Embedded in PowerShell we have stripped the ransomware signature from this binary in order to highlight behavioral based ransomware protection. This imitates the situation of a zero-day ransomware attack. 

1. Run PowerShell with administrative privileges
2. Change directories with command cd 'C:\Users\Public\Desktop\Ransomware Artifacts\'
3. Run command Set-ExecutionPolicy Unrestricted 
4. Run command .\ryuk.ps1 

Notice that prevention is applied. When we visit the Carbon Black console, we can dig further into how we saw ransomware-like behaviors to prevent this modified piece of ransomware.

We will now pivot to the Carbon Black Console to review information about the attack we just ran. If you are not currently on the Alerts page, navigate to Alerts using the left-hand menu. 

Through our native AMSI scripting integration Carbon Black Cloud is uniquely able to analyze and prevent scripts prior to allowing the binary to execute in your environment, ultimately reducing your overall risk. Even while applying prevention administrators can still get visibility into what an attacker/attack was attempting to do.

Click into the alert triage of the first alert listed for more details. Check the time stamp to understand which alert is the one you just triggered.

Scrolling down to the Observations we can expand details of events. We can see the associated ransomware-like behaviors.
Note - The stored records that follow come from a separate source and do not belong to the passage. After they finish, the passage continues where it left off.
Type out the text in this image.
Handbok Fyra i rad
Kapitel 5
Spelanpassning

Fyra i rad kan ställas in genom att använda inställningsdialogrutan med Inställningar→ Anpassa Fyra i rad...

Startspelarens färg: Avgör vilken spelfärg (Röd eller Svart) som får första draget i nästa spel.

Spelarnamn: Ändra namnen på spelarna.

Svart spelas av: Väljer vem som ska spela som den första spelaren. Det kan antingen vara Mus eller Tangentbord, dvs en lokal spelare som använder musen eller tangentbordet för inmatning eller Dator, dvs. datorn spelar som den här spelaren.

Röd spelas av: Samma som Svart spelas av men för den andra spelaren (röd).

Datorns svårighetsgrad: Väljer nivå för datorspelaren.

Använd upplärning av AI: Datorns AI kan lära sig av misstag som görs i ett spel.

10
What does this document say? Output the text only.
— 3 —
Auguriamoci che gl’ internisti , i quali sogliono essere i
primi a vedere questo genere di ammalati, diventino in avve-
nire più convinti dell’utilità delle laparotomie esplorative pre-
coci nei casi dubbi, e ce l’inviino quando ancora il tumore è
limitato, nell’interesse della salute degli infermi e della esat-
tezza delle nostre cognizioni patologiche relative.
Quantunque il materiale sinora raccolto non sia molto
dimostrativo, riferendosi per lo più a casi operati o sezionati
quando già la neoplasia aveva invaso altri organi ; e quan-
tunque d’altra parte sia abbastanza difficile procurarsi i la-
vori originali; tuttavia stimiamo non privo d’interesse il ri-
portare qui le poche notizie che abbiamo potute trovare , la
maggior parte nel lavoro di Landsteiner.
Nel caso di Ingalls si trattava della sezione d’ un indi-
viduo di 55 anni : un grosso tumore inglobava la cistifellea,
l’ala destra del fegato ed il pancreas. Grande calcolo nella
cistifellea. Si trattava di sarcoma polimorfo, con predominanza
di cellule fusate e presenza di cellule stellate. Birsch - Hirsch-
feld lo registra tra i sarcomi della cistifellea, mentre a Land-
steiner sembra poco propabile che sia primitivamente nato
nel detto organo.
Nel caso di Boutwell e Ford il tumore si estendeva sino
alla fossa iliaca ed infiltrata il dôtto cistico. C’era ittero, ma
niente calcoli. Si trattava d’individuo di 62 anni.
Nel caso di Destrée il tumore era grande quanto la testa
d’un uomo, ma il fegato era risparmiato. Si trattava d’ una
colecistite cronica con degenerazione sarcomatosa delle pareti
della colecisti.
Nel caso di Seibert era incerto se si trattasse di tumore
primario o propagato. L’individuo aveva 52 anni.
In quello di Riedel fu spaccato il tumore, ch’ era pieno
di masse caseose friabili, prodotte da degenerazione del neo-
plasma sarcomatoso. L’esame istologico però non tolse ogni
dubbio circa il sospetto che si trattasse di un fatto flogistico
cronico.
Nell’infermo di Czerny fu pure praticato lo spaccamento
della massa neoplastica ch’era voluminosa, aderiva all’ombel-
Beyond AMSI scripting integration Carbon Black has robust ransomware preventative capabilities. Carbon Black NGAV/EDR can detect and prevent upon behaviors associated with ransomware. Those behaviors include detecting/preventing access of the master boot record, modification of volume shadow copies, and the encryption of data. Additionally, alongside the Carbon Black agent we deploy canary/decoy files to track and kill processes attempting to encrypt, modify or delete our files. We can apply prevention to anything exhibiting those behaviors, even something that is not listed or never seen before (like a zero-day).